Compute the integral $$\int\limits_{\Gamma} \frac{1}{(z-2\sqrt{2}i)(z-\sqrt{2}i)^3}dz$$ with $\Gamma=2e^{-it}+2\left(i+\frac{1}{2}e^{it}\right)+3\left(-i+\frac{1}{2}e^{it}\right)$. Let $G=\mathbb{C}\setminus\{i,-i\}$
I'm not sure if one can use the general Cauchy integral theorem, because the cycle $n(\Gamma, z)\neq 0$? In a former task I show, that for this paths the coefficients ($\Gamma=k\alpha+l\beta_1+m\beta_2)$ can be choose by $$(k+l)-(k+m)=0$$ so that the $n(\Gamma, z)=0$. Any hints? Thank you!
The singularities of your function are $\sqrt{2}i$ and $2\sqrt{2}i$.

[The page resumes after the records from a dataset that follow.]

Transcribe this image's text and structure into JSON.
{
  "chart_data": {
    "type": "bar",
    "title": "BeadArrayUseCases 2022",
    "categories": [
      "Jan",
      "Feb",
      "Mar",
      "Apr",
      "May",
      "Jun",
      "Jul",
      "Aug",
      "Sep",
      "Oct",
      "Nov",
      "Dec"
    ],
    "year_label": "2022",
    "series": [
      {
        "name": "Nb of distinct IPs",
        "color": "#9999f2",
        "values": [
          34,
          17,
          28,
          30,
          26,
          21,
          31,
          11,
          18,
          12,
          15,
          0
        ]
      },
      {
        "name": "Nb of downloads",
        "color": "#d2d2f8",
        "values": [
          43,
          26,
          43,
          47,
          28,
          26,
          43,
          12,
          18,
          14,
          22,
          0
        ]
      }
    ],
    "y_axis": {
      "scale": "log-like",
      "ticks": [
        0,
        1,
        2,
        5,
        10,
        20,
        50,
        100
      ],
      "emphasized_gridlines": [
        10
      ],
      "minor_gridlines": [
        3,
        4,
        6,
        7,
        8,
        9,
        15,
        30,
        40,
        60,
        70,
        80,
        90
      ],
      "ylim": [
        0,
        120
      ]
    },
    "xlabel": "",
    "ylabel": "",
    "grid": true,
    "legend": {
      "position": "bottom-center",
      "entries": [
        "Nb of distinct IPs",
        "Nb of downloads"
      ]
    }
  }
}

Now simplify your curve using $e^{it}=\cos(t)+\sin(t)i$ and $2\cos(t)=e^{it}+e^{-it}$ \begin{align} \Gamma&=2e^{-it}+2\left(i+\frac12e^{it}\right)+3\left(-i+\frac12e^{it}\right)\\ &=-i+\frac52e^{it}+2e^{-it}\\ &=-i+\frac12e^{it}+2(e^{it}+e^{-it})\\ &=-i+\frac12e^{it}+4\cos(t)\\ &=-i+\frac12\left(\cos(t)+\sin(t)i\right)+4\cos(t)\\ &=\frac92\cos(t)+\left(-1+\frac12\sin(t)\right)i. \end{align} This implies $\Im(\Gamma)=-1+\frac12\sin(t)\in\left[-\frac{3}2,-\frac12\right]$. Since $\Im(\sqrt{2}i)=\sqrt{2}>-\frac12$ and $\Im(2\sqrt{2}i)=2\sqrt{2}>-\frac12$ the curve $\Gamma$ doesn't run around the singularities and the Cauchy integral theorem yields that your integral has to be $0$.